Helping children learn the value and management of money is a very important part of their development. Parents should bear primary responsibility for teaching these skills because, consciously or unconsciously, parents serve as models to their children in money management.

Although paying children for grades, household chores, helping other family members, etc. can be overdone some monetary rewards can be appropriate and useful. A reasonable allowance can serve as a motivational tool and provide a beginning model for the world of work later in a child’s life. Paying a child for grades is often of questionable value but in some cases, might be appropriate. Following are some suggestions that might be helpful:

• Set up a reasonable amount for a child’s allowance. Discuss what duties must be performed to receive the allowance, keeping them in line with the child’s age and ability.

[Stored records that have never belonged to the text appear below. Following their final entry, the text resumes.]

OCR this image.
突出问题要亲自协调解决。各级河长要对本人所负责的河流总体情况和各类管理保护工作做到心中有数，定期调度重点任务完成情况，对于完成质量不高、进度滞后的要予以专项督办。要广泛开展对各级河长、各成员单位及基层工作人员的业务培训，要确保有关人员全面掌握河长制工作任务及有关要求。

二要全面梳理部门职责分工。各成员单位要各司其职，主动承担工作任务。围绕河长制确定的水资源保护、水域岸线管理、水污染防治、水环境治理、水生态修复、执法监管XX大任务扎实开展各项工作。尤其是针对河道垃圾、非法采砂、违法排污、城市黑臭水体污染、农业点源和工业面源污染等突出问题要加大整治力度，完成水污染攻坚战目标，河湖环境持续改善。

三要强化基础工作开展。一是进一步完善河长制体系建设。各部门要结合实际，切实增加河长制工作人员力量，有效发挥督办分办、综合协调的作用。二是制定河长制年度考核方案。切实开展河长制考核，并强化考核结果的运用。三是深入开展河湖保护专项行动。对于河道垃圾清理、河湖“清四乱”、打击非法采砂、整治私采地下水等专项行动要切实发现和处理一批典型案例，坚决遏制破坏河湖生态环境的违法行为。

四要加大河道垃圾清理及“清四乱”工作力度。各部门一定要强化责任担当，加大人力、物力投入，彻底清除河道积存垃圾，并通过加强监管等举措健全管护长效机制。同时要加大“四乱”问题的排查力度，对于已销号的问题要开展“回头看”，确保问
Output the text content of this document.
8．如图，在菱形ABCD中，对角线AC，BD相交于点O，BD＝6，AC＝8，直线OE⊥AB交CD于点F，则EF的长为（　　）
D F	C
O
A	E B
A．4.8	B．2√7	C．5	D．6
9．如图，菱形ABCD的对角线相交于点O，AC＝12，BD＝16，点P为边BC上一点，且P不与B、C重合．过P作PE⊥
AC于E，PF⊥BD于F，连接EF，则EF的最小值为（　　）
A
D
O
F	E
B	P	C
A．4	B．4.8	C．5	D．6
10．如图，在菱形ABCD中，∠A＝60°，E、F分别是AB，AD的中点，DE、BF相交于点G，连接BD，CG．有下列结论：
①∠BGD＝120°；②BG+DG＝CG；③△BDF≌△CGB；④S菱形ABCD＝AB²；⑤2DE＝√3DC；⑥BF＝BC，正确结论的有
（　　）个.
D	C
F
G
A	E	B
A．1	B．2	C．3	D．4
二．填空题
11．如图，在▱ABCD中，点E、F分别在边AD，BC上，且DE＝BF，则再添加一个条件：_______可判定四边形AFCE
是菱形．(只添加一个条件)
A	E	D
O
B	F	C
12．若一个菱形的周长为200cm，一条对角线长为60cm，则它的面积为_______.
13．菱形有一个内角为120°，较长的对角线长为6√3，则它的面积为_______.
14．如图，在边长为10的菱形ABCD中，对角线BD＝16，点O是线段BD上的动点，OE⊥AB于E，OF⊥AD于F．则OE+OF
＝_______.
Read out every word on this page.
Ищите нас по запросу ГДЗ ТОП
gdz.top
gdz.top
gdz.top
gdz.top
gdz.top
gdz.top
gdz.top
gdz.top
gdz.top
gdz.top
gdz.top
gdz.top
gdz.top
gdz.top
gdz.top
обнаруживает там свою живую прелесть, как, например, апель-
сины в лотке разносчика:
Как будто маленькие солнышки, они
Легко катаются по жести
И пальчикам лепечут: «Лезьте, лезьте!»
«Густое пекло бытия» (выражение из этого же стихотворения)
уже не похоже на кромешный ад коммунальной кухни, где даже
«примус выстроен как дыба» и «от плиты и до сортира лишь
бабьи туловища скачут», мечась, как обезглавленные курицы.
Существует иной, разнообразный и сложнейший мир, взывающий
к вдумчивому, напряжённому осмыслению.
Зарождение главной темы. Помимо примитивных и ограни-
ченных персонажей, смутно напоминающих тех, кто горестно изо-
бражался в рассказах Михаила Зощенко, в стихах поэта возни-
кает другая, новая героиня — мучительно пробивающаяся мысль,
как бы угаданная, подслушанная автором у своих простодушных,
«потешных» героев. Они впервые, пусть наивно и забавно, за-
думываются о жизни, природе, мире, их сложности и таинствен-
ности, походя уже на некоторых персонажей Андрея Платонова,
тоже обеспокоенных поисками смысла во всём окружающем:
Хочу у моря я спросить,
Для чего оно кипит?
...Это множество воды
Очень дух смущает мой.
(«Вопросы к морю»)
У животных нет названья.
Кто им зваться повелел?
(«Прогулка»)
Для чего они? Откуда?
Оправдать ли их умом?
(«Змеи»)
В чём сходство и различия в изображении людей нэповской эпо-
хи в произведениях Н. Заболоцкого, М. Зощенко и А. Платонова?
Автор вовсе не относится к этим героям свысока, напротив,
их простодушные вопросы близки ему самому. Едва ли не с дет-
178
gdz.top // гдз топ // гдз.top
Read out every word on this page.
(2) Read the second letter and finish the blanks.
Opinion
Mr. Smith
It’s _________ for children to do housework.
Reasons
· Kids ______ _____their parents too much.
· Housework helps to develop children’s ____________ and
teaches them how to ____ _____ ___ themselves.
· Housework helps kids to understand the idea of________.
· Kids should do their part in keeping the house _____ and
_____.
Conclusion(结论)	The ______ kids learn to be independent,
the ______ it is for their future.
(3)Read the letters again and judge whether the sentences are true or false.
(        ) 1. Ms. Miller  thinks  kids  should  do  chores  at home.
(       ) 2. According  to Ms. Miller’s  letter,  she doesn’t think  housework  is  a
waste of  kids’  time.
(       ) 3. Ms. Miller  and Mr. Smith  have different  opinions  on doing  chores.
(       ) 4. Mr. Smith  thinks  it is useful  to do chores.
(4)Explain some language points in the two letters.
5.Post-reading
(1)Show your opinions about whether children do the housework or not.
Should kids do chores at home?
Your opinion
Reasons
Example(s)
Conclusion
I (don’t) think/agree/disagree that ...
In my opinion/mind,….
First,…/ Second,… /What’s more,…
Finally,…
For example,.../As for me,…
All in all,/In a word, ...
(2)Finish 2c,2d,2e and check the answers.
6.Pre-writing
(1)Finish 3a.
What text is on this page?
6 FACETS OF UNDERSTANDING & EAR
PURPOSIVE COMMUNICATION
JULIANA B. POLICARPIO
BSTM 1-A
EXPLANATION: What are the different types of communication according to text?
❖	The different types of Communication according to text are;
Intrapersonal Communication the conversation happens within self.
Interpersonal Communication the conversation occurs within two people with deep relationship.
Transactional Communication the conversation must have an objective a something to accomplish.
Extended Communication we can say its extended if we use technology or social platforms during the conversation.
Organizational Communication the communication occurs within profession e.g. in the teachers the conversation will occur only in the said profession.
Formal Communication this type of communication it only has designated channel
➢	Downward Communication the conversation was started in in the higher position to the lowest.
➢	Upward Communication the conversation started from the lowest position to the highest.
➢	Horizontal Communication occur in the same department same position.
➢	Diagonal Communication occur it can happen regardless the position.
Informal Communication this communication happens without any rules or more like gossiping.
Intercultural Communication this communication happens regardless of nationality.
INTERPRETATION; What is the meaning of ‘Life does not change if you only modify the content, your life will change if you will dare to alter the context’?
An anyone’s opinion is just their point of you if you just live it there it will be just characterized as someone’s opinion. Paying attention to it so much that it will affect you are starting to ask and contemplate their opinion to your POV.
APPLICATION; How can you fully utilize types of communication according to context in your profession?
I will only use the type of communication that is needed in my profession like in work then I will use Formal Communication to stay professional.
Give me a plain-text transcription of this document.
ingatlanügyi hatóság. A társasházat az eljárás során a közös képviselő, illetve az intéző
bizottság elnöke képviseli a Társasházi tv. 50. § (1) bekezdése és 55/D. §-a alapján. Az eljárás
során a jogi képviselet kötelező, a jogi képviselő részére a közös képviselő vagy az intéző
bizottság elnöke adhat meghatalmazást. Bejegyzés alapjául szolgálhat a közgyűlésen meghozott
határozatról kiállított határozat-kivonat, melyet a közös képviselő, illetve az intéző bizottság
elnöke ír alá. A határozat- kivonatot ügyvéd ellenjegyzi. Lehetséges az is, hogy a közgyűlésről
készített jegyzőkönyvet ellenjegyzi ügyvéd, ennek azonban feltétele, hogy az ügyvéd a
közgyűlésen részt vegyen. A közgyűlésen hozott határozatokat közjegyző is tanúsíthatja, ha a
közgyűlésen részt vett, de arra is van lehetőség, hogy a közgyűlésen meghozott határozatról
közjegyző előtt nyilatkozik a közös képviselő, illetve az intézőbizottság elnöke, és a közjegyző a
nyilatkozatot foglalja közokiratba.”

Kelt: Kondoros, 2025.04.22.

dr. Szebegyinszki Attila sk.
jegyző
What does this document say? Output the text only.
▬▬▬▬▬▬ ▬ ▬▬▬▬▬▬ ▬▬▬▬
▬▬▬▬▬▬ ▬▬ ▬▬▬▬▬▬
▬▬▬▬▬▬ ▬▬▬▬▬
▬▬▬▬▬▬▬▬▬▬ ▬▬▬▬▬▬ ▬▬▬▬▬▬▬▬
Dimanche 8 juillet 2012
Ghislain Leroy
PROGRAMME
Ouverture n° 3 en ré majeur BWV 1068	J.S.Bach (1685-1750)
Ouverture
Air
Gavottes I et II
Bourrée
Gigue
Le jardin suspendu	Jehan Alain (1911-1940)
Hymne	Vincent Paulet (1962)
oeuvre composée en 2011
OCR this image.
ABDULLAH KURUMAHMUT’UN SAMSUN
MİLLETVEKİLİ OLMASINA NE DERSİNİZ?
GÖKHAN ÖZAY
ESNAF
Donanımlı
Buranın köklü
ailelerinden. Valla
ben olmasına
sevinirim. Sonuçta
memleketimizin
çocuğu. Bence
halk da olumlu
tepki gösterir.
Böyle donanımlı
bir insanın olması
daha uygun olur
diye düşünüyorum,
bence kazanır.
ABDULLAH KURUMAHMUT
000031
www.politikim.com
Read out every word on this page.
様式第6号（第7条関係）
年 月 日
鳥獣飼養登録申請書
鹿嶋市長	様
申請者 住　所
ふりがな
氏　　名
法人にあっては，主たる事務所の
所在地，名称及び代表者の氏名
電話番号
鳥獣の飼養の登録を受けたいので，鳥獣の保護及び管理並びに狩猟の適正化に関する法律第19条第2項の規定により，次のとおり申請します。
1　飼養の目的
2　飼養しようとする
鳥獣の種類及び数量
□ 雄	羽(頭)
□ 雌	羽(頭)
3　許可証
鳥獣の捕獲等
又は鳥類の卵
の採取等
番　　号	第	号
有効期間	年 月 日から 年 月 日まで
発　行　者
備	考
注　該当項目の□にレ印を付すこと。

• Be sure children understand their duties. Cooking, ironing, gardening, repairing, building, etc., can be quality time if the parent and child work together. The best pay is a hug, smile or pat on the shoulder. Appreciation must be shown upon the completion of any task, no matter how small. Children need to understand that the family requires each person to pull his or her own share of the load.

• Parents may want to pay children for extra work. If an unexpected job arises, family members can discuss the cost of hiring someone to do it or pitching in and doing it themselves. The savings can be shared by those participating in the job.

• Another part of the introduction to the world of work is the use of money. Parents should begin the process at an early age. A piggy bank and savings account can lead to a checking account, and later to an investment club to learn the basics of finance, stocks and bonds. Work that will use a child’s talents and provide the necessities and pleasures of life is a goal all parents should strive for.